Breast Magnetic Resonance Imaging

What is Breast MRI?

A magnetic resonance imaging scan (MRI) uses a large, powerful magnet and a computer to create pictures of your breast. Each picture is a very small “slice” of breast tissue. The many, many pictures taken with MRI gives your doctor detailed information to help diagnose and plan your treatment. This test usually takes between 45 and 60 minutes.

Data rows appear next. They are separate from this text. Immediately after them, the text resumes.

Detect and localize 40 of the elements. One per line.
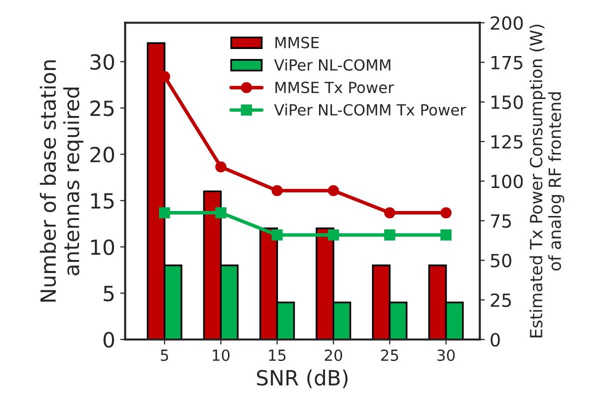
point: [384, 207, 396, 218]
y2-tick-label: 0: [490, 332, 500, 347]
y2-tick-label: 75: [490, 214, 511, 228]
legend-label: MMSE Tx Power: [275, 82, 394, 94]
y2-tick-label: 50: [490, 254, 512, 268]
x-tick-label: 10: [212, 349, 230, 362]
y-tick-label: 5: [104, 286, 114, 302]
point: [328, 229, 339, 241]
y2-tick-label: 150: [491, 95, 523, 110]
point: [215, 207, 226, 218]
point: [159, 207, 170, 218]
y-tick-label: 25: [90, 100, 114, 116]
y-tick-label: 10: [91, 239, 114, 256]
x-tick-label: 15: [269, 350, 286, 362]
x-axis-title: SNR (dB): [257, 370, 348, 388]
y-tick-label: 20: [90, 146, 114, 162]
y-axis-title: Number of base station antennas required: [40, 60, 84, 302]
y-tick-label: 0: [104, 332, 114, 348]
x-tick-label: 5: [160, 350, 168, 362]
point: [215, 161, 226, 172]
y2-tick-label: 175: [491, 56, 522, 70]
y2-tick-label: 200: [490, 16, 523, 30]
x-tick-label: 20: [324, 349, 342, 362]
legend-label: MMSE: [275, 36, 319, 48]
y2-axis-title: Estimated Tx Power Consumption (W) of analog RF frontend: [530, 24, 564, 338]
point: [440, 207, 452, 218]
y-tick-label: 15: [91, 193, 114, 209]
point: [272, 185, 283, 196]
point: [440, 229, 452, 241]
y2-tick-label: 125: [491, 134, 522, 149]
point: [272, 229, 283, 241]
legend-label: ViPer NL-COMM Tx Power: [274, 104, 466, 116]
y2-tick-label: 100: [491, 174, 523, 188]
y-tick-label: 30: [90, 54, 114, 70]
point: [384, 229, 396, 241]
legend-label: ViPer NL-COMM: [274, 58, 390, 71]
x-tick-label: 25: [381, 349, 398, 362]
x-tick-label: 30: [437, 349, 455, 362]
y2-tick-label: 25: [490, 293, 511, 308]
point: [328, 185, 339, 196]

Safety Screening Questions:

You will be asked a number of questions prior to your MRI for your safety:

  • Have you ever worked with grinding, welding or shaving of metal?  No matter how long ago.
  • Do you have any implanted metal? (screws, plates, rods, wires, joint replacement, dental appliances, heart valve, heart stents, cerebral aneurysm clips, cochlear implant, body piercing)?
  • Do you have a pacemaker or defibrillator?
  • Any gunshot or shrapnel wounds?
  • Are you using any medication patches? (birth control, nitroglycerin, nicotine, or hormones?) Your patch may need to be removed during the exam.
  • Do you have any tattoos?
  • Are you pregnant?  MRI is not recommended during the first three months of pregnancy.
  • Are you claustrophobic (afraid of closed spaces)? Your physician may give you medication to help you relax during the exam.
  • Some of the items listed do not cause problems with MRI, but it is VERY important to know about any and all potential concerns.

What to Expect:

  • Personal items such as your watch, wallet-including any credit/debit cards with magnetic strips (they will be erased by the magnet) and jewelry should be left at home if possible.
  • Hearing aids will also need to be removed as they can be damaged by the magnetic field.
  • You should wear clothing free of any metal (snaps, hooks, zippers or buttons). If this is not possible, you will be asked to change into a hospital gown.
  • An IV will be inserted into your hand or arm for injection of a contrast agent.
  • The technologists will help position you on the MRI table.
  • You will be lying on your stomach with your breasts hanging into an opening in the table containing the signal receiver (also called the “breast coil”).
  • The entire table will move in and out of the magnet.
  • You will be asked to lie quietly and breathe normally. You must lie very still during the MRI. The pictures may not be clear if you move even a little and the MRI may need to be repeated.
  • The MRI makes loud tapping, knocking noises. This is normal. Do not be frightened and continue to lie still. You will be given earplugs to reduce the noise level but you will still be able to hear and talk to the technologist.
  • After an initial set of pictures, you will be given the contrast agent through the IV and then another set of pictures will be taken. The contrast agent helps produce stronger, clearer pictures and “highlights” abnormalities making them very easy to see. The contrast agent is quickly removed from your body by your kidneys.

After the Exam:

  • Once the exam has been completed, the table will move out of the magnet.
  • Your IV will be removed and you will be helped off of the table.
  • You will be allowed to resume your normal activities.
  • Your doctor should tell you when you will get the results of this test. If you have any questions about this, please call your doctor’s office.